Yesterday’s S&P 500 Reversal Has ZERO Historical Significance
Yesterday’s action in the stock market has generated plenty of speculation regarding a possible bottom following the recent weakness. This stems from the reversal in the major indexes from steep intraday losses to a positive close.
In Candlestick parlance, the daily pattern formed may be considered a hammer, or at least a long-legged doji. Both of these patterns are traditionally considered to be signs of exhaustion to down moves and a possible impending reversal up. Regardless of one’s interpretation, the connotations are bullish. And while we would intuitively agree that such a development would appear to be a positive, a historical study of similar reversals on the S&P 500 does not support such bullishness.

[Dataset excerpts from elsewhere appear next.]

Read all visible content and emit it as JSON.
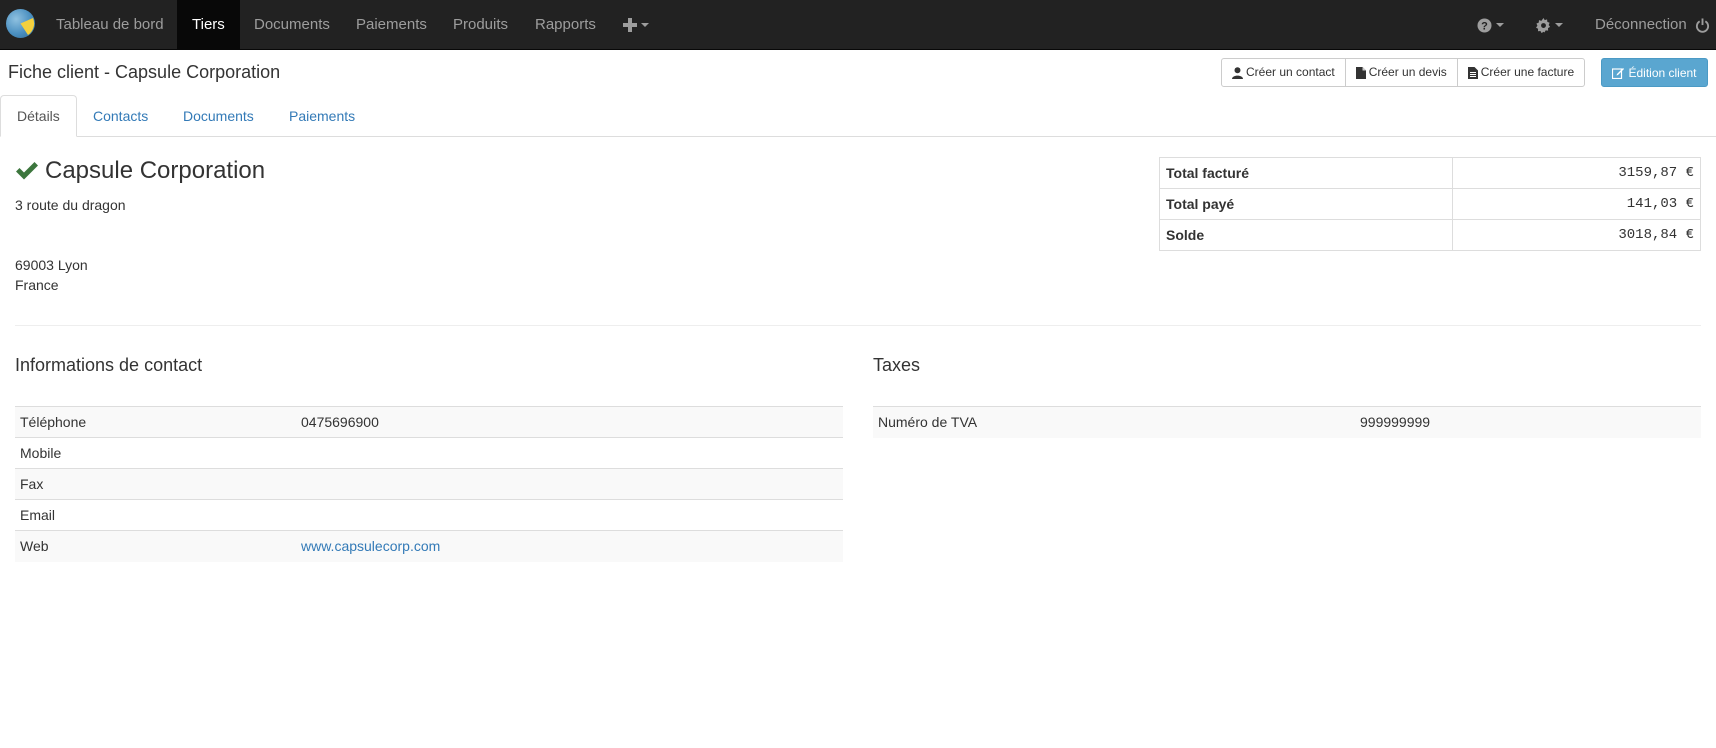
{
  "navbar": {
    "items": [
      {
        "label": "Tableau de bord"
      },
      {
        "label": "Tiers"
      },
      {
        "label": "Documents"
      },
      {
        "label": "Paiements"
      },
      {
        "label": "Produits"
      },
      {
        "label": "Rapports"
      }
    ],
    "logout_label": "Déconnection",
    "icons": [
      "plus-icon",
      "help-icon",
      "gear-icon",
      "power-icon"
    ]
  },
  "header": {
    "title": "Fiche client - Capsule Corporation",
    "buttons": {
      "create_contact": "Créer un contact",
      "create_quote": "Créer un devis",
      "create_invoice": "Créer une facture",
      "edit_client": "Édition client"
    }
  },
  "tabs": [
    {
      "label": "Détails"
    },
    {
      "label": "Contacts"
    },
    {
      "label": "Documents"
    },
    {
      "label": "Paiements"
    }
  ],
  "client": {
    "name": "Capsule Corporation",
    "address_line1": "3 route du dragon",
    "city_line": "69003 Lyon",
    "country": "France"
  },
  "totals": [
    {
      "label": "Total facturé",
      "value": "3159,87 €"
    },
    {
      "label": "Total payé",
      "value": "141,03 €"
    },
    {
      "label": "Solde",
      "value": "3018,84 €"
    }
  ],
  "contact_info": {
    "title": "Informations de contact",
    "rows": [
      {
        "label": "Téléphone",
        "value": "0475696900"
      },
      {
        "label": "Mobile",
        "value": ""
      },
      {
        "label": "Fax",
        "value": ""
      },
      {
        "label": "Email",
        "value": ""
      },
      {
        "label": "Web",
        "value": "www.capsulecorp.com"
      }
    ]
  },
  "taxes": {
    "title": "Taxes",
    "rows": [
      {
        "label": "Numéro de TVA",
        "value": "999999999"
      }
    ]
  },
  "colors": {
    "navbar_bg": "#222222",
    "link": "#337ab7",
    "primary_button": "#5aa6d0",
    "check_green": "#3c763d"
  }
}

Specifically, we identified all historical reversals that exhibited the following conditions, similar to yesterday’s reversal:
- An intraday drop of at least -1% below the previous day’s close
- The intraday drop reached at least a 1-month low
- A reversal to close above the previous day’s close
Since 1950, we found 121 similar reversals in the S&P 500. The index’s returns following these reversals are remarkable in their unremarkability. The median returns from 1 day to 3 months are amazingly in line with median returns following all days.
These results don’t mean that this pattern cannot lead to a reversal (indeed, judging by the futures this morning, this may be one of those times). Additionally, this pattern may lead to more consistently positive results in individual stocks or other securities. However, strictly on the historical evidence, they have led to typical returns on the S&P 500.
Many of our posts lately have covered market developments that led to extreme binary results, i.e., either very positive or very negative returns. This study shows that there is no historical significance to similar reversals to the one we saw yesterday in the S&P 500. Sometimes it is just as valuable to know what not to focus on.